January 24, 2024

America’s Elites Live in a World of Their Own

Too many elites look down on their fellow citizens, and an awful lot of their fellow citizens return the favor.

Consider a few questions:

In America today, is there too much individual freedom or too much government control?

To curb climate change, should gas, meat, and electricity be strictly rationed?

Are your personal finances getting better or worse?

Can government be trusted to do the right thing most of the time?

Those were among the queries asked in a series of opinion surveys last year by Scott Rasmussen, a longtime independent pollster not affiliated with any candidate. Rasmussen was testing a phenomenon he had detected over months of conducting nationwide polls. “I consistently noticed that three groups held views that were different from most voters,” he told me this week. “People with a postgraduate degree, people who lived in densely populated urban areas, and people who made more than $150,000 a year.”

In a standard poll of 1,000 adults, only about 10 respondents, or 1 percent, met those criteria. That’s too few from which to draw a statistically significant conclusion. So last fall Rasmussen conducted full-scale surveys of respondents meeting those conditions — a group he calls “elites” — and sure enough, the pattern he had sensed emerged full-blown. The views of elites weren’t just slightly out of sync with those of the population at large. They were dramatically different.

Take the questions listed above.

In Rasmussen’s general surveys, about 16 percent of respondents said there is too much individual freedom, while 57 percent said there is too much government control.
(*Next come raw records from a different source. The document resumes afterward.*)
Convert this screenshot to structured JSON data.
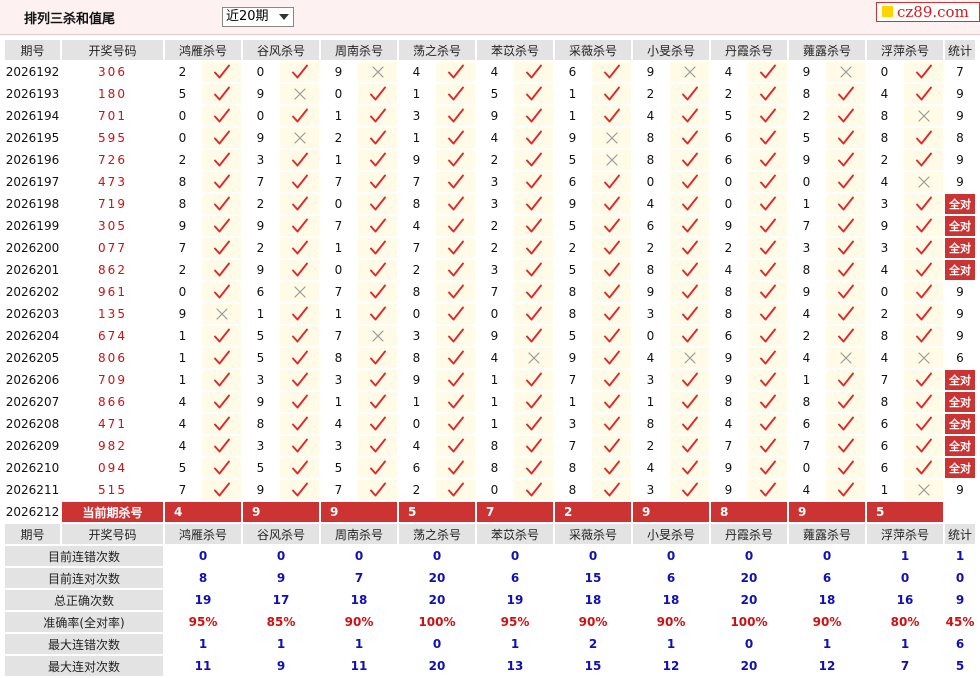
{
  "header": {
    "title": "排列三杀和值尾",
    "period_select": "近20期",
    "logo": "cz89.com"
  },
  "columns": [
    "期号",
    "开奖号码",
    "鸿雁杀号",
    "谷风杀号",
    "周南杀号",
    "荡之杀号",
    "苯苡杀号",
    "采薇杀号",
    "小旻杀号",
    "丹霞杀号",
    "蕹露杀号",
    "浮萍杀号",
    "统计"
  ],
  "experts": [
    "鸿雁杀号",
    "谷风杀号",
    "周南杀号",
    "荡之杀号",
    "苯苡杀号",
    "采薇杀号",
    "小旻杀号",
    "丹霞杀号",
    "蕹露杀号",
    "浮萍杀号"
  ],
  "all_correct_label": "全对",
  "rows": [
    {
      "period": "2026192",
      "number": "306",
      "kills": [
        2,
        0,
        9,
        4,
        4,
        6,
        9,
        4,
        9,
        0
      ],
      "marks": [
        1,
        1,
        0,
        1,
        1,
        1,
        0,
        1,
        0,
        1
      ],
      "stat": "7"
    },
    {
      "period": "2026193",
      "number": "180",
      "kills": [
        5,
        9,
        0,
        1,
        5,
        1,
        2,
        2,
        8,
        4
      ],
      "marks": [
        1,
        0,
        1,
        1,
        1,
        1,
        1,
        1,
        1,
        1
      ],
      "stat": "9"
    },
    {
      "period": "2026194",
      "number": "701",
      "kills": [
        0,
        0,
        1,
        3,
        9,
        1,
        4,
        5,
        2,
        8
      ],
      "marks": [
        1,
        1,
        1,
        1,
        1,
        1,
        1,
        1,
        1,
        0
      ],
      "stat": "9"
    },
    {
      "period": "2026195",
      "number": "595",
      "kills": [
        0,
        9,
        2,
        1,
        4,
        9,
        8,
        6,
        5,
        8
      ],
      "marks": [
        1,
        0,
        1,
        1,
        1,
        0,
        1,
        1,
        1,
        1
      ],
      "stat": "8"
    },
    {
      "period": "2026196",
      "number": "726",
      "kills": [
        2,
        3,
        1,
        9,
        2,
        5,
        8,
        6,
        9,
        2
      ],
      "marks": [
        1,
        1,
        1,
        1,
        1,
        0,
        1,
        1,
        1,
        1
      ],
      "stat": "9"
    },
    {
      "period": "2026197",
      "number": "473",
      "kills": [
        8,
        7,
        7,
        7,
        3,
        6,
        0,
        0,
        0,
        4
      ],
      "marks": [
        1,
        1,
        1,
        1,
        1,
        1,
        1,
        1,
        1,
        0
      ],
      "stat": "9"
    },
    {
      "period": "2026198",
      "number": "719",
      "kills": [
        8,
        2,
        0,
        8,
        3,
        9,
        4,
        0,
        1,
        3
      ],
      "marks": [
        1,
        1,
        1,
        1,
        1,
        1,
        1,
        1,
        1,
        1
      ],
      "stat": "全对"
    },
    {
      "period": "2026199",
      "number": "305",
      "kills": [
        9,
        9,
        7,
        4,
        2,
        5,
        6,
        9,
        7,
        9
      ],
      "marks": [
        1,
        1,
        1,
        1,
        1,
        1,
        1,
        1,
        1,
        1
      ],
      "stat": "全对"
    },
    {
      "period": "2026200",
      "number": "077",
      "kills": [
        7,
        2,
        1,
        7,
        2,
        2,
        2,
        2,
        3,
        3
      ],
      "marks": [
        1,
        1,
        1,
        1,
        1,
        1,
        1,
        1,
        1,
        1
      ],
      "stat": "全对"
    },
    {
      "period": "2026201",
      "number": "862",
      "kills": [
        2,
        9,
        0,
        2,
        3,
        5,
        8,
        4,
        8,
        4
      ],
      "marks": [
        1,
        1,
        1,
        1,
        1,
        1,
        1,
        1,
        1,
        1
      ],
      "stat": "全对"
    },
    {
      "period": "2026202",
      "number": "961",
      "kills": [
        0,
        6,
        7,
        8,
        7,
        8,
        9,
        8,
        9,
        0
      ],
      "marks": [
        1,
        0,
        1,
        1,
        1,
        1,
        1,
        1,
        1,
        1
      ],
      "stat": "9"
    },
    {
      "period": "2026203",
      "number": "135",
      "kills": [
        9,
        1,
        1,
        0,
        0,
        8,
        3,
        8,
        4,
        2
      ],
      "marks": [
        0,
        1,
        1,
        1,
        1,
        1,
        1,
        1,
        1,
        1
      ],
      "stat": "9"
    },
    {
      "period": "2026204",
      "number": "674",
      "kills": [
        1,
        5,
        7,
        3,
        9,
        5,
        0,
        6,
        2,
        8
      ],
      "marks": [
        1,
        1,
        0,
        1,
        1,
        1,
        1,
        1,
        1,
        1
      ],
      "stat": "9"
    },
    {
      "period": "2026205",
      "number": "806",
      "kills": [
        1,
        5,
        8,
        8,
        4,
        9,
        4,
        9,
        4,
        4
      ],
      "marks": [
        1,
        1,
        1,
        1,
        0,
        1,
        0,
        1,
        0,
        0
      ],
      "stat": "6"
    },
    {
      "period": "2026206",
      "number": "709",
      "kills": [
        1,
        3,
        3,
        9,
        1,
        7,
        3,
        9,
        1,
        7
      ],
      "marks": [
        1,
        1,
        1,
        1,
        1,
        1,
        1,
        1,
        1,
        1
      ],
      "stat": "全对"
    },
    {
      "period": "2026207",
      "number": "866",
      "kills": [
        4,
        9,
        1,
        1,
        1,
        1,
        1,
        8,
        8,
        8
      ],
      "marks": [
        1,
        1,
        1,
        1,
        1,
        1,
        1,
        1,
        1,
        1
      ],
      "stat": "全对"
    },
    {
      "period": "2026208",
      "number": "471",
      "kills": [
        4,
        8,
        4,
        0,
        1,
        3,
        8,
        4,
        6,
        6
      ],
      "marks": [
        1,
        1,
        1,
        1,
        1,
        1,
        1,
        1,
        1,
        1
      ],
      "stat": "全对"
    },
    {
      "period": "2026209",
      "number": "982",
      "kills": [
        4,
        3,
        3,
        4,
        8,
        7,
        2,
        7,
        7,
        6
      ],
      "marks": [
        1,
        1,
        1,
        1,
        1,
        1,
        1,
        1,
        1,
        1
      ],
      "stat": "全对"
    },
    {
      "period": "2026210",
      "number": "094",
      "kills": [
        5,
        5,
        5,
        6,
        8,
        8,
        4,
        9,
        0,
        6
      ],
      "marks": [
        1,
        1,
        1,
        1,
        1,
        1,
        1,
        1,
        1,
        1
      ],
      "stat": "全对"
    },
    {
      "period": "2026211",
      "number": "515",
      "kills": [
        7,
        9,
        7,
        2,
        0,
        8,
        3,
        9,
        4,
        1
      ],
      "marks": [
        1,
        1,
        1,
        1,
        1,
        1,
        1,
        1,
        1,
        0
      ],
      "stat": "9"
    }
  ],
  "current": {
    "period": "2026212",
    "label": "当前期杀号",
    "kills": [
      4,
      9,
      9,
      5,
      7,
      2,
      9,
      8,
      9,
      5
    ]
  },
  "summary": [
    {
      "label": "目前连错次数",
      "values": [
        "0",
        "0",
        "0",
        "0",
        "0",
        "0",
        "0",
        "0",
        "0",
        "1"
      ],
      "stat": "1"
    },
    {
      "label": "目前连对次数",
      "values": [
        "8",
        "9",
        "7",
        "20",
        "6",
        "15",
        "6",
        "20",
        "6",
        "0"
      ],
      "stat": "0"
    },
    {
      "label": "总正确次数",
      "values": [
        "19",
        "17",
        "18",
        "20",
        "19",
        "18",
        "18",
        "20",
        "18",
        "16"
      ],
      "stat": "9"
    },
    {
      "label": "准确率(全对率)",
      "values": [
        "95%",
        "85%",
        "90%",
        "100%",
        "95%",
        "90%",
        "90%",
        "100%",
        "90%",
        "80%"
      ],
      "stat": "45%",
      "highlight": true
    },
    {
      "label": "最大连错次数",
      "values": [
        "1",
        "1",
        "1",
        "0",
        "1",
        "2",
        "1",
        "0",
        "1",
        "1"
      ],
      "stat": "6"
    },
    {
      "label": "最大连对次数",
      "values": [
        "11",
        "9",
        "11",
        "20",
        "13",
        "15",
        "12",
        "20",
        "12",
        "7"
      ],
      "stat": "5"
    }
  ],
  "colors": {
    "accent": "#cc3333",
    "check": "#e0282c",
    "cross": "#9a9a9a",
    "summary_value": "#1010b8",
    "rate": "#d01010"
  }
}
But among the polled elites, three times as many (47 percent) believed there is too much freedom. Just 1 in 5 responded that there is too much control.

Strict rationing of gas, meat, and electricity? In broad-based surveys, 63 percent opposed rationing and 28 percent approved. When elites were surveyed, on the other hand, the results flipped: Fully 77 percent favored rationing, while only 22 percent said they were opposed.

Personal financial circumstances? Of the elite respondents, an overwhelming 74 percent reported that their finances are getting better. When the question was put to a cross section of the public, by contrast, just 20 percent believed they were better off.

As for trust in government, 70 percent of elites surveyed expressed confidence that government officials will do the right thing most of the time. Yet among the general public, surveys have shown for years that less than 25 percent has that kind of trust.

“We haven’t had a majority of voters trust the government most of the time since Richard Nixon was in office,” Rasmussen told me. The reason elites are so much more confident, he speculates, is that government ranks are staffed disproportionately by men and women like themselves. “A lot of people on the outside like to think there’s a conspiracy,” he said. “It’s actually more like a fraternity.” Indeed, roughly half of the elites in his surveys graduated from one of just 12 prominent universities — the eight Ivy League colleges, Northwestern, Duke, Stanford, and the University of Chicago.

Unlike more conventional descriptions of the “1 percent,” Rasmussen doesn’t focus on the superrich. The key to elite status isn’t great wealth; it is influence and access to the powerful. “This group may not be the wealthiest,” he observed. “But they lead government agencies, they are active in the media, they get involved in the political process, and most of them happen to share a certain worldview.”

That worldview skews left: More than 70 percent of elites surveyed identified themselves as Democrats. But even the small minority of self-identified Republicans tended to embrace attitudes and opinions quite different from those of the general public.

Rasmussen is quantifying a phenomenon that is as old as American politics itself — a sense that there are two Americas: one well-off, well-educated, and well-connected, the other less privileged and less protected. William F. Buckley Jr. famously captured that sentiment when he wrote in 1963: “I should sooner live in a society governed by the first 2,000 names in the Boston telephone directory than in a society governed by the 2,000 faculty members of Harvard University.” That was not because he doubted the “brainpower” of the Harvard faculty, Buckley added, but because he recoiled from their “intellectual arrogance.”

Decades later, Rasmussen’s data suggest that the arrogance of such elites remains entrenched. In America they see a nation where people have too much freedom and should be told what to do by a government that knows best. Recounting a presentation he gave at Harvard a dozen years ago, Rasmussen tells me he has never forgotten one faculty member who demanded in exasperation: “Why won’t Americans let us lead? It’s what we were trained to do.” You don’t have to scrutinize poll numbers to recognize the impact of that attitude on America’s civic life. Too many elites look down on their fellow citizens, and an awful lot of their fellow citizens return the favor.